The government announced another multi-billion dollar settlement for fraud in packaging mortgages. This time it was Citi agreeing to pay $7 billion with $4 billion going to the  government in fines and whatever and $3 billion going supposedly to help homeowners with principal reductions or refinancing. Of course that means $3 billion they get to essentially backwash and return to their own accounts. Using a fraud settlement for a modification means that if they reduce principal by $100000 for a homeowner in Phoenix, they count that $100000 on the ledger allowed by the fine print on this big settlement. If the average modification or adjustment per homeowner averaged $100,000, then on the high side this might help 30,000 borrowers of the millions caught in the mess. Experience says it will be a whole lot fewer, since that has been the case with everything announced over the last 5 years that was supposedly going to impact millions of homeowners.

We also have a pattern established on these settlements now. Outfits like Bank of America, whose time is still coming, may pay their Wall Street lawyers millions to delay, shuffle, and stall on future settlements but pretty much any of us now could pull up a chart on what percentage of the mortgage business and bundling a bank had in 2007, and calculate the amount they are going to have to pay to make this go away in 2014. B of A will pay a truckload because of its own activity and its Countrywide purchase, but the number of people helped will also be a small piece of the load.

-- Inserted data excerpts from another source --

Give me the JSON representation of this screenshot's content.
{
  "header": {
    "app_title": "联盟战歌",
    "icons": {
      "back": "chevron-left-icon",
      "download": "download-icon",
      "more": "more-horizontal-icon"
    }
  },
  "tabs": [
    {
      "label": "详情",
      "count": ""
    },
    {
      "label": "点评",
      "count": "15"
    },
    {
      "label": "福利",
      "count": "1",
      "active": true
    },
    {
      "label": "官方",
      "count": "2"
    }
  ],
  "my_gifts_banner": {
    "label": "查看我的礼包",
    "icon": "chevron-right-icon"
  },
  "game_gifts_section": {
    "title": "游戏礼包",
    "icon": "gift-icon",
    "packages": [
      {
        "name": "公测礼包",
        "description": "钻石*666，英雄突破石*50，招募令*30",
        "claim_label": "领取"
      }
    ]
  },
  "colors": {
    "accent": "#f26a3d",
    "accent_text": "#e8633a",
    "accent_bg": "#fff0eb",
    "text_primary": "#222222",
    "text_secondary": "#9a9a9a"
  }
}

And, at the same time that we could read the report on the Citi settlement, we were also able to read about another government agency that promised much in terms of homeowner relief and delivered almost nothing. This time it’s the FHA or Federal Housing Administration and their highly touted program to help homeowners that were underwater, owing more than the value of their homes.

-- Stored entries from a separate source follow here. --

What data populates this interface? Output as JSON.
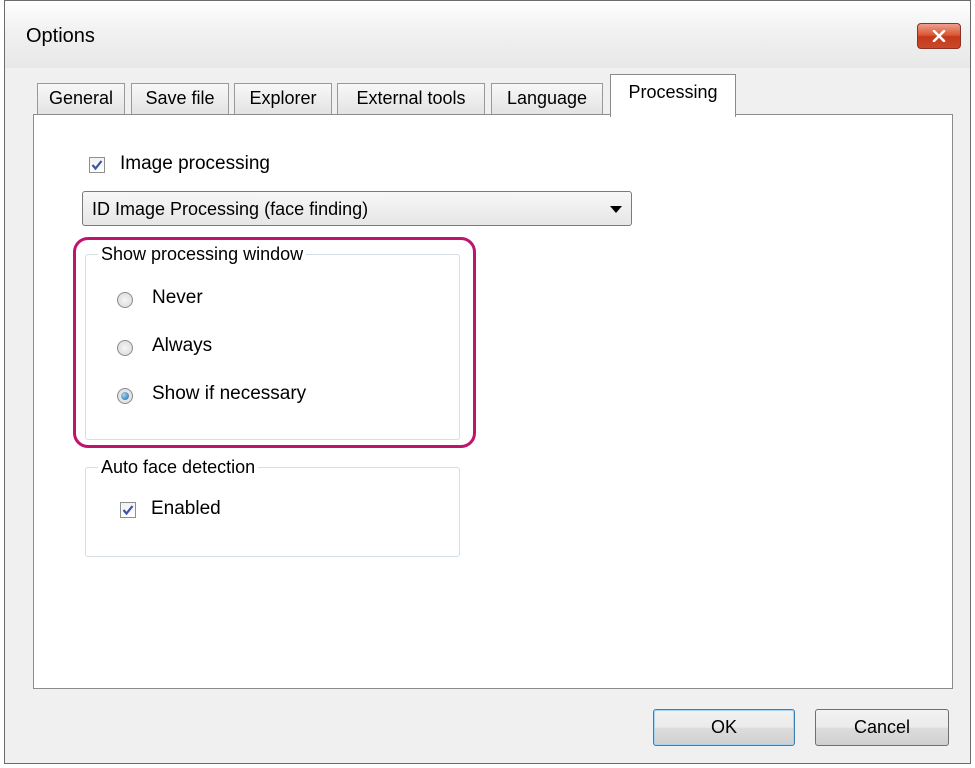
{
  "window": {
    "title": "Options"
  },
  "tabs": [
    {
      "label": "General"
    },
    {
      "label": "Save file"
    },
    {
      "label": "Explorer"
    },
    {
      "label": "External tools"
    },
    {
      "label": "Language"
    },
    {
      "label": "Processing",
      "active": true
    }
  ],
  "processing": {
    "image_processing": {
      "label": "Image processing",
      "checked": true
    },
    "method_select": {
      "value": "ID Image Processing (face finding)"
    },
    "show_window_group": {
      "title": "Show processing window",
      "options": [
        {
          "label": "Never",
          "selected": false
        },
        {
          "label": "Always",
          "selected": false
        },
        {
          "label": "Show if necessary",
          "selected": true
        }
      ]
    },
    "auto_face_group": {
      "title": "Auto face detection",
      "enabled": {
        "label": "Enabled",
        "checked": true
      }
    }
  },
  "buttons": {
    "ok": "OK",
    "cancel": "Cancel"
  },
  "colors": {
    "highlight": "#c0136c",
    "close_button": "#c9492a"
  }
}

“…only about 4,600 F.H.A. loans have been originated under the program, a far cry from the 500,000 to 1.5 million borrowers the Department of Housing and Urban Development estimated could be helped when it announced the program in 2010.”

Yes, four years of trying and less than 5000 borrowers helped. What’s the math there? Something like 1 out of 1000 projected to be assisted actually benefited.

Why?

Well, the right hand of the government didn’t care what the left hand might have been trying to do to help homeowners.

“Fannie Mae and Freddie Mac, the government-sponsored enterprises that hold a majority of the country’s mortgages, decided early on not to participate, because the program requires lenders to reduce the borrower’s principal balance. This strategy is not condoned by the Federal Housing Finance Agency for loans backed by Fannie and Freddie.”

But, what goes around comes around. I’m not just saying this was the feds dropping the ball. They also made participation by our friends, the bankers and lenders, voluntary, which means they didn’t have to do anything, and there’s little doubt that in fact they did anything then, nor are the planning – or being forced by these settlements – to do much of anything still.